Chronique d’une victoire improbable. La belle et véridique histoire du 57 bd de Strabourg – Paris Xème

Une lutte que nous avons soutenue dès le début.

Chronique d’une victoire improbable

La belle et véridique histoire du 57 bd de Strabourg – Paris Xème

I - Le cadre : une zone de non-droit en plein coeur de Paris
Autour de la station de métro "Château d’eau", dans le Xème arrondissement, se sont établis 80 salons de coiffure et d’onglerie pour une clientèle africaine, venant de toute l’agglomération parisienne.
Les employées de ces salons, pour la plupart non déclarées :
travaillent 10 heures et plus par jour dans des conditions d’hygiène à la limite du supportable.
Sont payées à la tâche pour gagner au total 500 à 600€ par mois, et qu’il leur faut trop souvent "mendier" au gérant.
La grande majorité de ces salariées sont des "sans papiers" arrivées récemment et donc, en principe, non régularisables.

II – Le mouvement : une longue lutte aux nombreuses batailles

Avant le 57, en 2013/2014, il y avait eu le 50 (cf., le récit de Sylvain Pattieu : "Beauté Parade") : leur patron "envolé", les 4 à 5 employées, présentes de longue date, avaient occupé et fait "marcher" leur salon pour, au final, obtenir leur régularisation.
A partir de juin 2014, ce sont les 18 salariées du 57 qui, faute d’être payées sont entrées en grève à leur tour en occupant leur lieu de travail.
Grâce à la pression de la CGT et de l’inspection du travail, elles obtiennent le paiement d’une partie de leurs salaires en retard et la signature de contrats de travail.
Mais le patron riposte : il se met en liquidation judiciaire ; le salon est fermé tandis que les filles et les gars (il y en a quelques-uns parmi les employés) continuent l’occupation.
La CGT dépose alors une plainte pour "trafic d’êtres humains et mise en situation d’esclavage" : aucune réaction, ni de la magistrature, ni de la police.
Des tentatives d’intimidation interviennent alors, sans doute télécommandées par quelque parrain de la "maffia" locale : pavés dans la vitrine, menaces de "décapitation" sur une camarade. Plainte a été déposée.
A la suite de dures négociations avec le cabinet du ministre de l’intérieur et de différentes interventions de personnalités politiques, tandis que l’occupation se poursuit, ponctuée de rassemblements et manifestations, on apprend la régularisation de 4 des filles, puis, la tentatives de division ayant échoué, le régularisation de toutes et tous.
C’est la fête : sur place d’abord avec les filles et les gars (merci Fatou et les autres) ; puis à la mairie du 10ème avec tous ceux qui s’étaient mobilisés (merci Eric et ses semblables).
On est à la mi-avril 2015, après 10 mois de lutte ininterrompue.
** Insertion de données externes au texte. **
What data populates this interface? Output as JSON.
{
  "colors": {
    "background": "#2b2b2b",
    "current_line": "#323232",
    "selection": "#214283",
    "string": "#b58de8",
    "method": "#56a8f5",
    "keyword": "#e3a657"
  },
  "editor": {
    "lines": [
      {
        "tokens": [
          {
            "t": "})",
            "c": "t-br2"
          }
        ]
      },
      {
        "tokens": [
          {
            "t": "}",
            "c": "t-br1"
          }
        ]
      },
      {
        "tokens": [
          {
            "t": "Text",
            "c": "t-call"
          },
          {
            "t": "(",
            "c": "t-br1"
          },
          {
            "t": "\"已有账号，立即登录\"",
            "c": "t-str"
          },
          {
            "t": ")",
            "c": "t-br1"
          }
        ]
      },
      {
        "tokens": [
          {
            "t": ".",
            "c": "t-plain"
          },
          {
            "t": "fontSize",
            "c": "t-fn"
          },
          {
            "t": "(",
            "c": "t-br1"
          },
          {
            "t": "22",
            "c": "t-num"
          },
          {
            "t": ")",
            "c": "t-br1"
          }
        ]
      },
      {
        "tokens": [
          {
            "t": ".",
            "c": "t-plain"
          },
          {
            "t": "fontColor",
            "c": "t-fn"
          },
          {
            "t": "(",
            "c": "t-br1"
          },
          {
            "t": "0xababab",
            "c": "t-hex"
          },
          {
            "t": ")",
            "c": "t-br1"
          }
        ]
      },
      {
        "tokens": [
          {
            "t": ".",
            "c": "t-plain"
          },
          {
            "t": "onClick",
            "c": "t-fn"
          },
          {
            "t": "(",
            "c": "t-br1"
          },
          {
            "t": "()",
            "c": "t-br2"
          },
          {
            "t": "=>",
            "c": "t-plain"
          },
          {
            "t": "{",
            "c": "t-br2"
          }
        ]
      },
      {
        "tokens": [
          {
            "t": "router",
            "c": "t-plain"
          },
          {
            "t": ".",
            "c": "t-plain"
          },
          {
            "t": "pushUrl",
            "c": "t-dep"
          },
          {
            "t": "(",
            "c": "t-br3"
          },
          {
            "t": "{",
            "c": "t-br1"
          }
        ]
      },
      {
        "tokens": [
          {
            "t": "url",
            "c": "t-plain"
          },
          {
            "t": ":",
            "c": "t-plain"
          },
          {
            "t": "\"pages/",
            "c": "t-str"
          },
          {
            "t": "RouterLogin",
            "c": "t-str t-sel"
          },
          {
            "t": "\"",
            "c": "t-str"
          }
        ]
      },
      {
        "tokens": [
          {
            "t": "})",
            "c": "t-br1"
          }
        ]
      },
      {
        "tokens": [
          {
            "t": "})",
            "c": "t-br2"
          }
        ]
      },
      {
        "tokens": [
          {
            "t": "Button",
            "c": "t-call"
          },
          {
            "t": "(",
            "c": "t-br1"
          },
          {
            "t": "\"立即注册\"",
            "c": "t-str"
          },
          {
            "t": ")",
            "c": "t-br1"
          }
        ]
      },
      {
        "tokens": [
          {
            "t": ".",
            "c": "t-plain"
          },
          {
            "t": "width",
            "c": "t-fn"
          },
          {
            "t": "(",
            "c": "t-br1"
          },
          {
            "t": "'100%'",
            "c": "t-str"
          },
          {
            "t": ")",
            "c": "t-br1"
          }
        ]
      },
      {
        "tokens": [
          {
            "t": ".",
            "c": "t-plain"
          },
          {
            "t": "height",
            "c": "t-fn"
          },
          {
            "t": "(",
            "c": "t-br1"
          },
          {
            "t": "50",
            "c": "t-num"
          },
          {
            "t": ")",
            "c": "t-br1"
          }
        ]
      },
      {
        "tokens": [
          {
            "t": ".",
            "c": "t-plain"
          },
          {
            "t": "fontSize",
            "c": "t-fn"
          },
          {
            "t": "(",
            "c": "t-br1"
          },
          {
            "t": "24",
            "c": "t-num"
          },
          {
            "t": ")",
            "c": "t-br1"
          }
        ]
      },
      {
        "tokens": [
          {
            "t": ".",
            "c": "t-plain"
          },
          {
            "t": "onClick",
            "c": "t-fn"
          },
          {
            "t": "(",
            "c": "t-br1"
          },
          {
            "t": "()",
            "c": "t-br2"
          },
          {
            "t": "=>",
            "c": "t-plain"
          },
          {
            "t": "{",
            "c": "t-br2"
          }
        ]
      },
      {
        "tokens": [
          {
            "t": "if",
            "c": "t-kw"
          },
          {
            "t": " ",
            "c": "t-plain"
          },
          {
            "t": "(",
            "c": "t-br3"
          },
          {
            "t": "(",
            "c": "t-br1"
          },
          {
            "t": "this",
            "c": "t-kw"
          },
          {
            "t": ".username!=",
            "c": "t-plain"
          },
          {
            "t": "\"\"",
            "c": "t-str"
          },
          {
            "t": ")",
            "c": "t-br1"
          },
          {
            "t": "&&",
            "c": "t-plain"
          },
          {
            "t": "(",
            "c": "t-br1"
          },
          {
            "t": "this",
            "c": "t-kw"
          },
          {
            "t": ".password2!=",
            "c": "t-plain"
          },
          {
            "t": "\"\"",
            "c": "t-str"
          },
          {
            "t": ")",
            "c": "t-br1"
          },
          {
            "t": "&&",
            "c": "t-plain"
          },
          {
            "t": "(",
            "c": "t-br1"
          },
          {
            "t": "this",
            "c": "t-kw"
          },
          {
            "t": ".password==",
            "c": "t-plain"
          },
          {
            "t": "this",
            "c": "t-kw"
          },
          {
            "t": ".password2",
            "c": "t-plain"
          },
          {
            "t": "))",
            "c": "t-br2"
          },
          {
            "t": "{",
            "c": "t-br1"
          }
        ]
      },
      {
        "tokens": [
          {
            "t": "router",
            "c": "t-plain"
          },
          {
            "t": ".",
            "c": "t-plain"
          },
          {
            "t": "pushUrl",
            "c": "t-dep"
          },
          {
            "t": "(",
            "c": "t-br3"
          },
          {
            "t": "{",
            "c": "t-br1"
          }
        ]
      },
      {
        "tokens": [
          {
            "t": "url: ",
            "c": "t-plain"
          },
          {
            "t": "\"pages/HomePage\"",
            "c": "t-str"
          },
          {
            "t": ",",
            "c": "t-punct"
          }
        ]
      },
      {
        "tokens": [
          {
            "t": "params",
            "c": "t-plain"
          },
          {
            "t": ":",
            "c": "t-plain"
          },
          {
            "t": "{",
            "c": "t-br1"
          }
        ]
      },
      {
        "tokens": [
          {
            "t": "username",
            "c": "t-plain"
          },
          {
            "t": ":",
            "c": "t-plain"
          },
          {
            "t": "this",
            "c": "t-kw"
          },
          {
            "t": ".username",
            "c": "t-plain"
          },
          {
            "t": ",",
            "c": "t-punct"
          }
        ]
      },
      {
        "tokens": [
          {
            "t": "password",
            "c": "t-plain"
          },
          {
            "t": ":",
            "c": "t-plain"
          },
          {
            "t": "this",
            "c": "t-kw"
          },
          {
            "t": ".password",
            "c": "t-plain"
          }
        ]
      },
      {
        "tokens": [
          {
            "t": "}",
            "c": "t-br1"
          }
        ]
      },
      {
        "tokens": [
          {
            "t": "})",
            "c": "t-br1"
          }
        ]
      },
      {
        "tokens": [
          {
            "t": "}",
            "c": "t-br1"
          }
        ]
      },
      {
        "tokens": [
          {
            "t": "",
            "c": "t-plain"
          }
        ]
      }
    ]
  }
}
III – Le bilan : les leçons à en tirer
A – Combiner différents moyens et plans de lutte avec une direction unique, celle du syndicat (merci Marylin – UDCGT de Paris)
à la base, le soutien matériel et moral au quotidien des militants dévoués (merci Elie) ; et les réunions régulières de sympathisants dans des rassemblements et manifestations qui relancent le mouvement
développer l’echo médiatique de la lutte : la plupart des grands quotidiens ont consacré des articles importants à notre lutte ; et le collectif de cinéastes a réalisé un court métrage à son sujet, visibles dans de nombreuses salles (merci Romain Goupil)
faire intervenir des personnalités politiques, en particulier les plus directement concernés, pour faire du "lobbying" sur le centres de décision gouvernementaux (merci Rémi Féraud, Didier Le Reste, Seybah Dagoma, Marie-George Buffet)
B- Pratiquer une unité à la base, sans exclusive aucune
union sacrée entre militants syndicaux, politiques et associatifs : chacun apportant sa dimension propre au mouvement
en ce qui concerne les partis politiques, étant entendu que cette unité est ponctuelle, limitée à un problème, un espace et un temps, elle permet aux militants d’oublier leurs préjugés, de débattre sans polémique, et de s’entendre sur le plus petit commun dénominateur. Elle ouvre ainsi la voie à des regroupements, pourvu que vive une véritable union de la Gauche.